The final scene is one played to great effectiveness despite the limitations of budget and special effects of the day. In the American attack of the German line, all hell really seems to break loose as the Germans are also in force and dug in. The pillbox that had drawn so much attention is still raining firepower onto the advancing Americans. Reese, in a final act of heroism, manages to spot a satchel charge left by his group the night before on their botched mission and ultimately makes sure it detonates within the pillbox despite having been fatally shot in the chest. The final camera shot is of the advancing Americans overrunning the Germans, the battlefield littered with dead from both sides and flames licking out from the pillbox.

Cast

* Steve McQueen as Reese
* Bobby Darin as Private Corby
* Fess Parker as Sergeant Pike
* Harry Guardino as Sergeant Larkin
* James Coburn as Corporal Henshaw
* Bob Newhart as Private Driscoll
* Mike Kellin as Private Kolinsky
* Joseph Hoover as Captain Loomis
* Bill Mullikin as Private Cumberly
* L.Q. Jones as Supply Sergeant Frazer
* Michele Montau as Monique Ouidel
* Don Haggerty as Captain Mace
* Nick Adams as Homer
* Chuck Hicks as a Soldier (uncredited)
* Robert Phillips as the Jeep driver (uncredited)

Background

*Writer Robert Pirosh gained quite a name for himself after writing the script for the 1949 film "Battleground," about the American 101st airborne paratroopers’ defending of Bastogne, and soon after "Hell is for Heroes" created the WWII TV series "Combat!."

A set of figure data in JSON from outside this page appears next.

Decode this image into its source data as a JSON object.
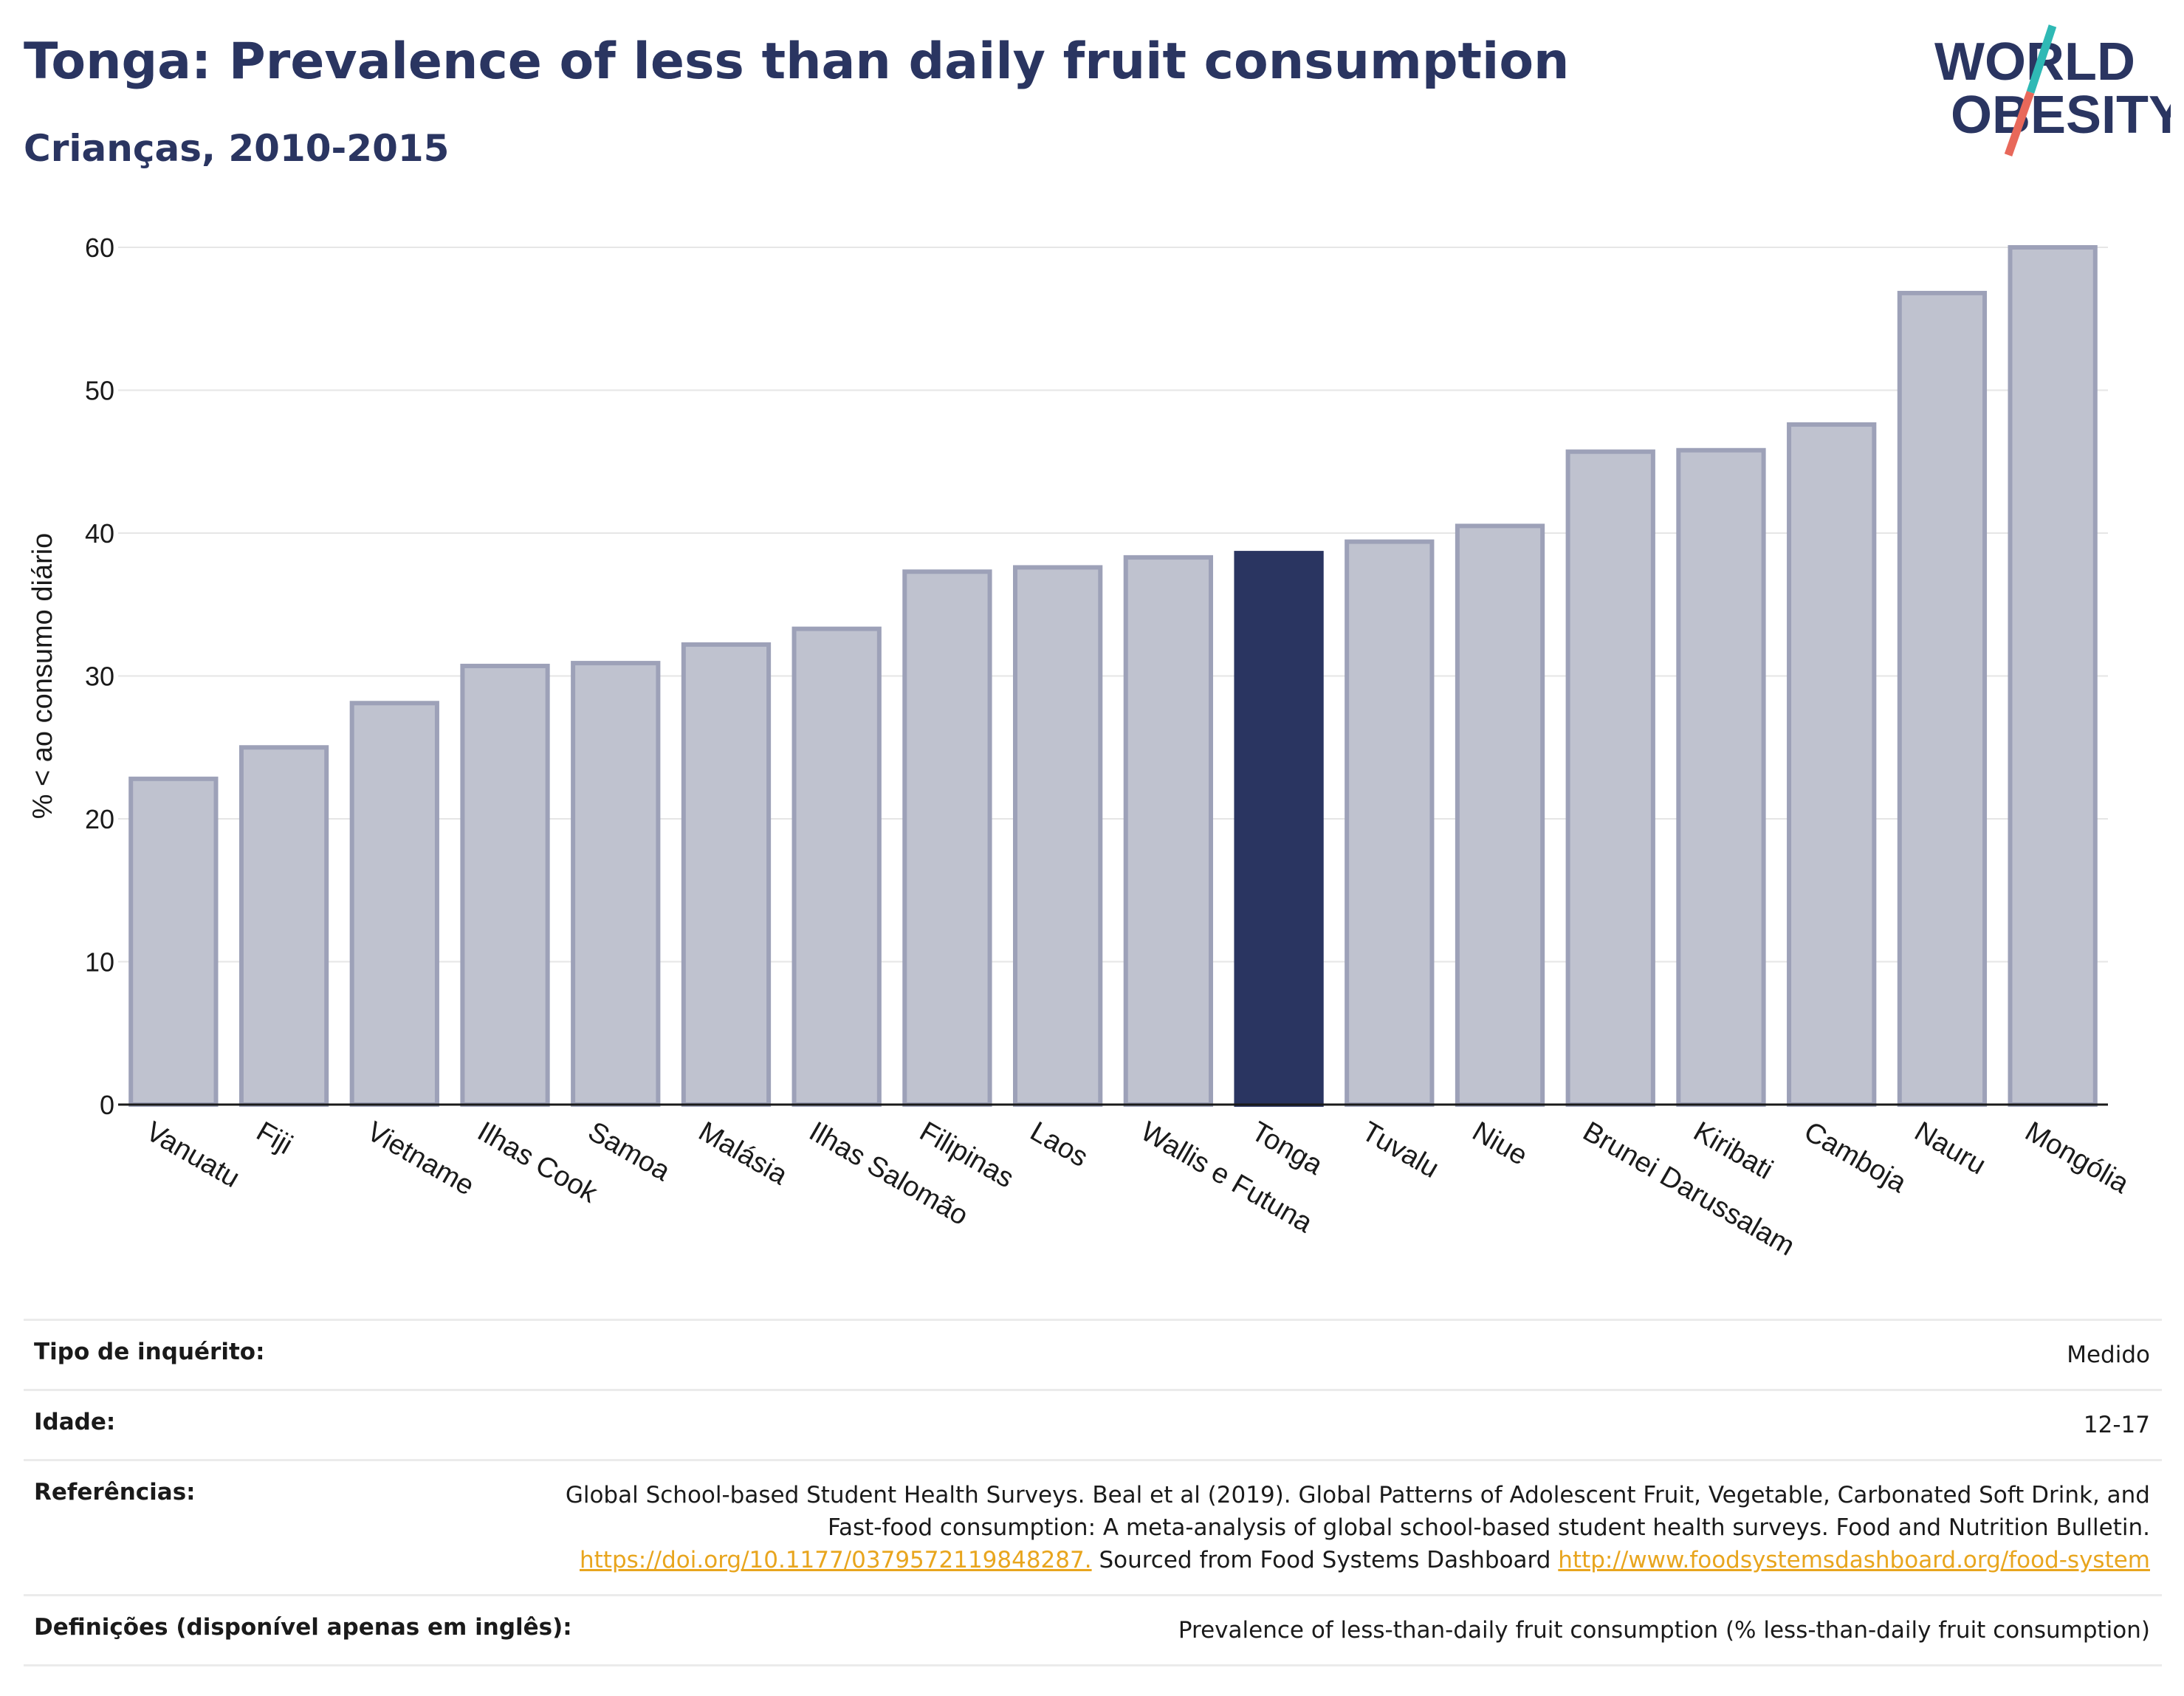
{
  "header": {
    "title": "Tonga: Prevalence of less than daily fruit consumption",
    "subtitle": "Crianças, 2010-2015",
    "logo_line1": "WORLD",
    "logo_line2": "OBESITY"
  },
  "colors": {
    "bar": "#bfc2cf",
    "bar_border": "#9da1b8",
    "highlight": "#2a3561",
    "title": "#2a3561",
    "link": "#e8a51e",
    "logo_teal": "#2fb9b5",
    "logo_red": "#e8685a"
  },
  "chart_data": {
    "type": "bar",
    "ylabel": "% < ao consumo diário",
    "ylim": [
      0,
      60
    ],
    "yticks": [
      0,
      10,
      20,
      30,
      40,
      50,
      60
    ],
    "grid": true,
    "highlight": "Tonga",
    "categories": [
      "Vanuatu",
      "Fiji",
      "Vietname",
      "Ilhas Cook",
      "Samoa",
      "Malásia",
      "Ilhas Salomão",
      "Filipinas",
      "Laos",
      "Wallis e Futuna",
      "Tonga",
      "Tuvalu",
      "Niue",
      "Brunei Darussalam",
      "Kiribati",
      "Camboja",
      "Nauru",
      "Mongólia"
    ],
    "values": [
      22.8,
      25.0,
      28.1,
      30.7,
      30.9,
      32.2,
      33.3,
      37.3,
      37.6,
      38.3,
      38.6,
      39.4,
      40.5,
      45.7,
      45.8,
      47.6,
      56.8,
      60.0
    ]
  },
  "metadata": [
    {
      "label": "Tipo de inquérito:",
      "value": "Medido"
    },
    {
      "label": "Idade:",
      "value": "12-17"
    },
    {
      "label": "Referências:",
      "value_text": "Global School-based Student Health Surveys. Beal et al (2019). Global Patterns of Adolescent Fruit, Vegetable, Carbonated Soft Drink, and Fast-food consumption: A meta-analysis of global school-based student health surveys. Food and Nutrition Bulletin.",
      "link1": "https://doi.org/10.1177/0379572119848287.",
      "middle": "Sourced from Food Systems Dashboard",
      "link2": "http://www.foodsystemsdashboard.org/food-system"
    },
    {
      "label": "Definições (disponível apenas em inglês):",
      "value": "Prevalence of less-than-daily fruit consumption (% less-than-daily fruit consumption)"
    }
  ]
}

*James Coburn also appeared with Steve McQueen in "The Magnificent Seven" and another WWII adventure film, "The Great Escape".

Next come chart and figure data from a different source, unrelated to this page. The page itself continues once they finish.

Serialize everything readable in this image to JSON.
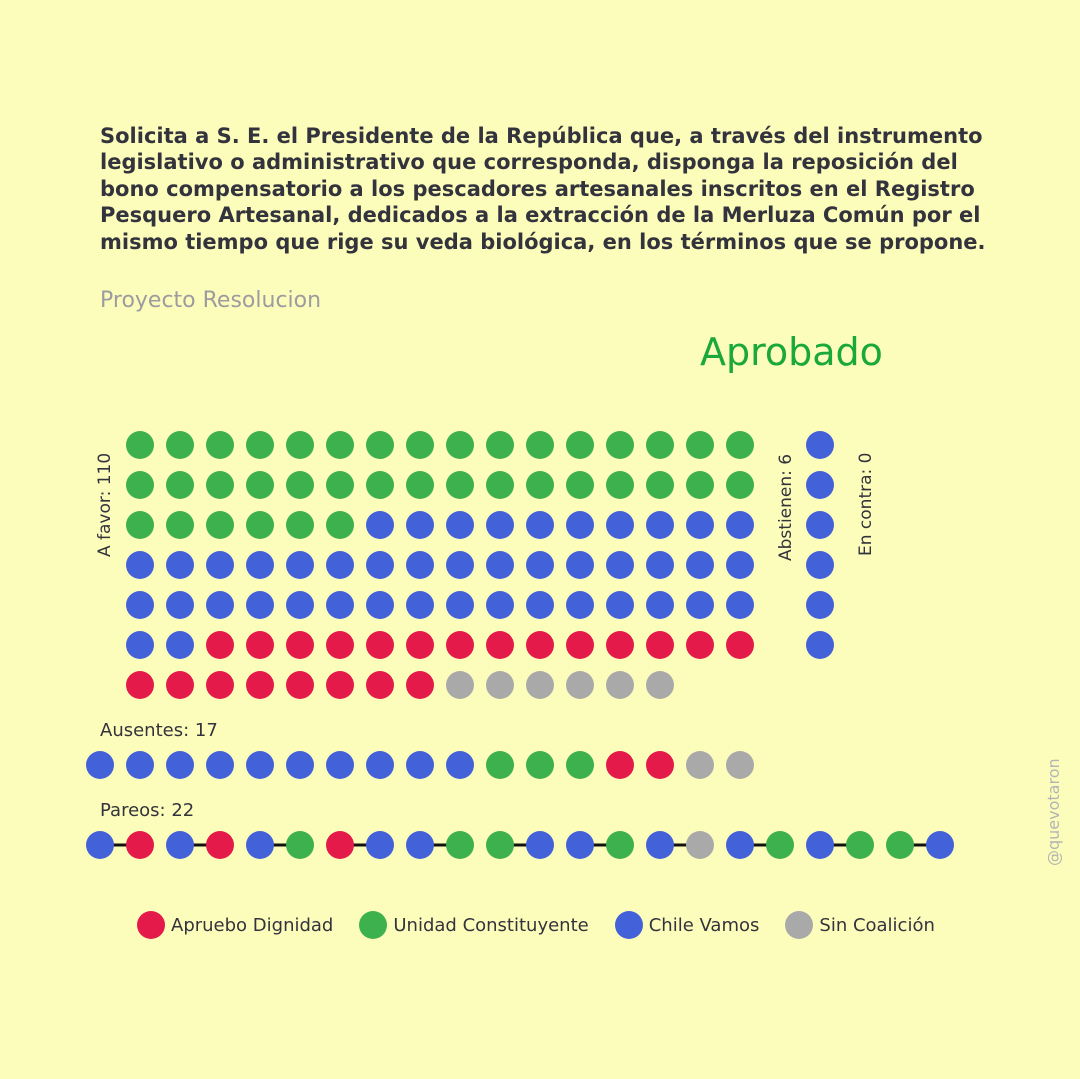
{
  "title": "Solicita a S. E. el Presidente de la República que, a través del instrumento legislativo o administrativo que corresponda, disponga la reposición del bono compensatorio a los pescadores artesanales inscritos en el Registro Pesquero Artesanal, dedicados a la extracción de la Merluza Común por el mismo tiempo que rige su veda biológica, en los términos que se propone.",
  "type_label": "Proyecto Resolucion",
  "result": "Aprobado",
  "coalitions": [
    {
      "key": "AD",
      "name": "Apruebo Dignidad",
      "color": "#e41a4a"
    },
    {
      "key": "UC",
      "name": "Unidad Constituyente",
      "color": "#3cb14e"
    },
    {
      "key": "CV",
      "name": "Chile Vamos",
      "color": "#4361d8"
    },
    {
      "key": "SC",
      "name": "Sin Coalición",
      "color": "#a9a9a9"
    }
  ],
  "votes": {
    "a_favor": {
      "label": "A favor: 110",
      "count": 110,
      "sequence": [
        {
          "key": "UC",
          "n": 38
        },
        {
          "key": "CV",
          "n": 44
        },
        {
          "key": "AD",
          "n": 22
        },
        {
          "key": "SC",
          "n": 6
        }
      ]
    },
    "abstienen": {
      "label": "Abstienen: 6",
      "count": 6,
      "sequence": [
        {
          "key": "CV",
          "n": 6
        }
      ]
    },
    "en_contra": {
      "label": "En contra: 0",
      "count": 0,
      "sequence": []
    },
    "ausentes": {
      "label": "Ausentes: 17",
      "count": 17,
      "sequence": [
        {
          "key": "CV",
          "n": 10
        },
        {
          "key": "UC",
          "n": 3
        },
        {
          "key": "AD",
          "n": 2
        },
        {
          "key": "SC",
          "n": 2
        }
      ]
    },
    "pareos": {
      "label": "Pareos: 22",
      "count": 22,
      "pairs": [
        [
          "CV",
          "AD"
        ],
        [
          "CV",
          "AD"
        ],
        [
          "CV",
          "UC"
        ],
        [
          "AD",
          "CV"
        ],
        [
          "CV",
          "UC"
        ],
        [
          "UC",
          "CV"
        ],
        [
          "CV",
          "UC"
        ],
        [
          "CV",
          "SC"
        ],
        [
          "CV",
          "UC"
        ],
        [
          "CV",
          "UC"
        ],
        [
          "UC",
          "CV"
        ]
      ]
    }
  },
  "credit": "@quevotaron"
}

*In the last battle scene of the film, Steve McQueen can be seen firing the M3 Grease Gun and experiencing multiple failures to fire. These malfunctions were due to problems with the blanks used in the gun.
* Bob Newhart manages to recreate his famous telephone conversation skit from his stand-up routine by pretending he is communicating with all sorts of Army personnel in hopes the Germans will think the area the platoon is in is being supported and protected by more than a few good men.

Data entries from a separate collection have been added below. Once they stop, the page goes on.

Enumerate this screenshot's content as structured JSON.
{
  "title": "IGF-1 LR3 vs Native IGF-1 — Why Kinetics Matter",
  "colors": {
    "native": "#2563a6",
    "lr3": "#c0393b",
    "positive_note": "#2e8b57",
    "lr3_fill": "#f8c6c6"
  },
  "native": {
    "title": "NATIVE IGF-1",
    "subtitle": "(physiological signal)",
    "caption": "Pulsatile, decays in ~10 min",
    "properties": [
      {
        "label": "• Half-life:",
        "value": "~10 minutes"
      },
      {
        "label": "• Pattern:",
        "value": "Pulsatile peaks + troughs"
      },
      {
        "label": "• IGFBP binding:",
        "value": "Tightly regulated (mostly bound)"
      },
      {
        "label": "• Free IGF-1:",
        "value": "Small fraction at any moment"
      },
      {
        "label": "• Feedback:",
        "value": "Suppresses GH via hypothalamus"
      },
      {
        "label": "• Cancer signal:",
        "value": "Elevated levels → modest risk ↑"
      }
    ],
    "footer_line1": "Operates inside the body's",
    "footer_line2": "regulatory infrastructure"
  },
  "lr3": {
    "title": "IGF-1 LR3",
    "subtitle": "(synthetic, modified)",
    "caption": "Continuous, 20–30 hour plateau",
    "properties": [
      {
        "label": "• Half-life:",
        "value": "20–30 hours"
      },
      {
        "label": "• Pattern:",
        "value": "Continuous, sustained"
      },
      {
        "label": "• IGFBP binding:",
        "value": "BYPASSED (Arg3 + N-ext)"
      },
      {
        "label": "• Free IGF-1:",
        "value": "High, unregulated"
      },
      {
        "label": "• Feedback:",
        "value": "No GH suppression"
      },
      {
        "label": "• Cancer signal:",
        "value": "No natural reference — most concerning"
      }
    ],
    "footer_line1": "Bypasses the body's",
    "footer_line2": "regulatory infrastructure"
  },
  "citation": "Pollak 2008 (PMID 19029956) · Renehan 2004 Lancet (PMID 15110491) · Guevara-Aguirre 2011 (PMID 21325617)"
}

*Several of the guest characters in the "" episode "The Siege of AR-558" are named after characters and actors from this film. These include Patrick Kilpatrick's character Reese, Annette Helde's character Larkin and Bill Mumy's character Kellin (named after the actor Mike Kellin). Other unseen characters to be named after characters from the film include Captain Loomis and Commander Parker.
*The unit shoulder patch worn in the film was of the 95th Division, an actual infantry division that fought in the European Theater during World War II. Today, the 95th Division is a U.S. Army Reserve unit headquartered in Midwest City, Oklahoma (a suburb of Oklahoma City).
*Many of the cast were angry over the studio's stingy budget restrictions which resulted in phony looking props, malfunctioning firearms, and the same German having to be killed three or four times. McQueen was reportedly furious with his agent for having induced him to sign onto the film and not securing the fee that he had been promised up front and for passing on another movie that McQueen wanted. Thus, his angry, detached "loner" look may not have been entirely from his method acting.
*Parker, Coburn, and others in the cast were doing other projects during the making of the film and would repeatedly show up in the nick of time and do their lines without makeup and little or no rehearsal.